Andrea Limbacher (4.): "Das war ein gelungener Einstieg in die Saison. Natürlich will man auf das Stockerl, wenn man im großen Finale steht, aber die drei Konkurrentinnen waren heute einfach besser. Ich war vor dem Rennen ungewöhnlich nervös, deshalb bin ich froh, dass ich eine ordentliche Leistung gezeigt habe."

Johannes Aujesky (5.): "Mit dem besten Weltcup-Ergebnis in die Saison zu starten, ist natürlich sehr cool. Im Semifinale habe ich einen Skistock von Jonas Lenherr vor die Füße bekommen, bin deshalb ein wenig gestrauchelt und musste mich hinten einreihen. Jetzt freue mich auf die beiden Rennen in Innichen (21./22.12.2018, Anm.). Das ist traditionell ein guter Boden für unser Team."

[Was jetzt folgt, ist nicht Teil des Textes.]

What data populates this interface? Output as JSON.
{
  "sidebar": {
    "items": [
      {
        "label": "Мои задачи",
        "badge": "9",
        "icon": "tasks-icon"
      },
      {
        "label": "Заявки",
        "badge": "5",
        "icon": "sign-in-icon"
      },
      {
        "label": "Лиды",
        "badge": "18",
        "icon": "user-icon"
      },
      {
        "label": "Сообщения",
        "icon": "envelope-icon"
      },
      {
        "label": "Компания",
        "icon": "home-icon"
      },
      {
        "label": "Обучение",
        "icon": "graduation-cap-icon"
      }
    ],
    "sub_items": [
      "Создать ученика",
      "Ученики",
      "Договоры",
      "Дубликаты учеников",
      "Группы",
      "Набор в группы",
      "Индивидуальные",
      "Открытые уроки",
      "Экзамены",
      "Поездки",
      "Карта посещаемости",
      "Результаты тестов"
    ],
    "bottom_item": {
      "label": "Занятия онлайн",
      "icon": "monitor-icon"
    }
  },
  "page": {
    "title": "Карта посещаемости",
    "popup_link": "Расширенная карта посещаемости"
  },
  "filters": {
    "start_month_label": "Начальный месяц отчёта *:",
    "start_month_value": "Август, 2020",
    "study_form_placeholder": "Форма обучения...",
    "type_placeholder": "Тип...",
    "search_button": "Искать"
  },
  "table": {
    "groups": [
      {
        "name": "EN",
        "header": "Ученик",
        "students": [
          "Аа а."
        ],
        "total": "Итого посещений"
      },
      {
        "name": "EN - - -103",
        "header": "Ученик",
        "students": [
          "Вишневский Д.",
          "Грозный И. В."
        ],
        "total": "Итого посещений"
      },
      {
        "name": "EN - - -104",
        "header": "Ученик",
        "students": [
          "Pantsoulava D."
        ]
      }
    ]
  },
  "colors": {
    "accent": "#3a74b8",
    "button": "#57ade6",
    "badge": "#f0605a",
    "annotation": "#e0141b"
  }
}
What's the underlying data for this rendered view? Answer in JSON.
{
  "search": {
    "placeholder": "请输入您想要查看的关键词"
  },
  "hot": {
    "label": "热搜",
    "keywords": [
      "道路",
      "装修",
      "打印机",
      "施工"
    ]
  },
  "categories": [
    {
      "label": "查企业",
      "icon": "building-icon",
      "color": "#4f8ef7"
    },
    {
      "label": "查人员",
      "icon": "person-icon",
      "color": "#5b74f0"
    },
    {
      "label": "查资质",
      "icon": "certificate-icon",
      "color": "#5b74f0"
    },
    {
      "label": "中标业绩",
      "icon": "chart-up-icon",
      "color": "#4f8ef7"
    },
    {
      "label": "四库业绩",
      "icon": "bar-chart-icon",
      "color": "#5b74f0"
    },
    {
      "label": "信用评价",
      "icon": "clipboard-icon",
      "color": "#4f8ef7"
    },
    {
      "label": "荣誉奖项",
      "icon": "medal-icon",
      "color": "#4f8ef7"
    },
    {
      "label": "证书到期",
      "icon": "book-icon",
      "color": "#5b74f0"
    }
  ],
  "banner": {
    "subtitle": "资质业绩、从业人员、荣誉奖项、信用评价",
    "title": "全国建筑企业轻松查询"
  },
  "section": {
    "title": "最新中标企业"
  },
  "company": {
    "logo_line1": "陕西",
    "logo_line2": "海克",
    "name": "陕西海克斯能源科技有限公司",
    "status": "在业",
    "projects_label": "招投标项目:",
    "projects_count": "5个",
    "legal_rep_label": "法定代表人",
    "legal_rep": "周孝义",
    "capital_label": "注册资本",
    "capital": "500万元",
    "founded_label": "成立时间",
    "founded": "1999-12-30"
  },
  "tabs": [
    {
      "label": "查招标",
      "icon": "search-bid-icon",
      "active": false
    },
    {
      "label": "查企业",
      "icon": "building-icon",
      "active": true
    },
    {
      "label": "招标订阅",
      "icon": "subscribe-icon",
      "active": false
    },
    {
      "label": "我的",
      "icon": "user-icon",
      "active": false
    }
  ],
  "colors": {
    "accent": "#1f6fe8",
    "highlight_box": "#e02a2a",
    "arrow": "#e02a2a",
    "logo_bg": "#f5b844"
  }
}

Robert Winkler (6.): "Ich bin mit dem sechsten Platz grundsätzlich zufrieden. Im Achtel- und im Viertelfinale waren meine Starts sehr gut. Im Semifinale hat mir dann Victor Öhling Norberg in einem Zweikampf die Türe zugeschlagen. Um keinen Abflug zu riskieren, bin ich deshalb durch ein Tor gefahren. Die starke mannschaftliche Vorstellung ist das Ergebnis unserer guten Trainingsarbeit in der Vorbereitung."

Daniel Traxler (8.): "Ich denke, ich darf mein Comeback nach zwei verpassten Weltcup-Saisonen als gelungen bezeichnen. Ich habe gezeigt, dass ich wieder konkurrenzfähig bin, obwohl der Körper unter Rennbelastung schon noch Signale aussendet. Heute habe ich im Verlauf des Rennens mit der Rückenmuskulatur ein wenig Probleme bekommen, aber natürlich überwiegt die Freude, dass ich wieder zurück bin."

Nächste Weltcup-Station der Skicrosser ist am kommenden Freitag und Samstag, 21. und 22. Dezember 2018, Innichen in Südtirol.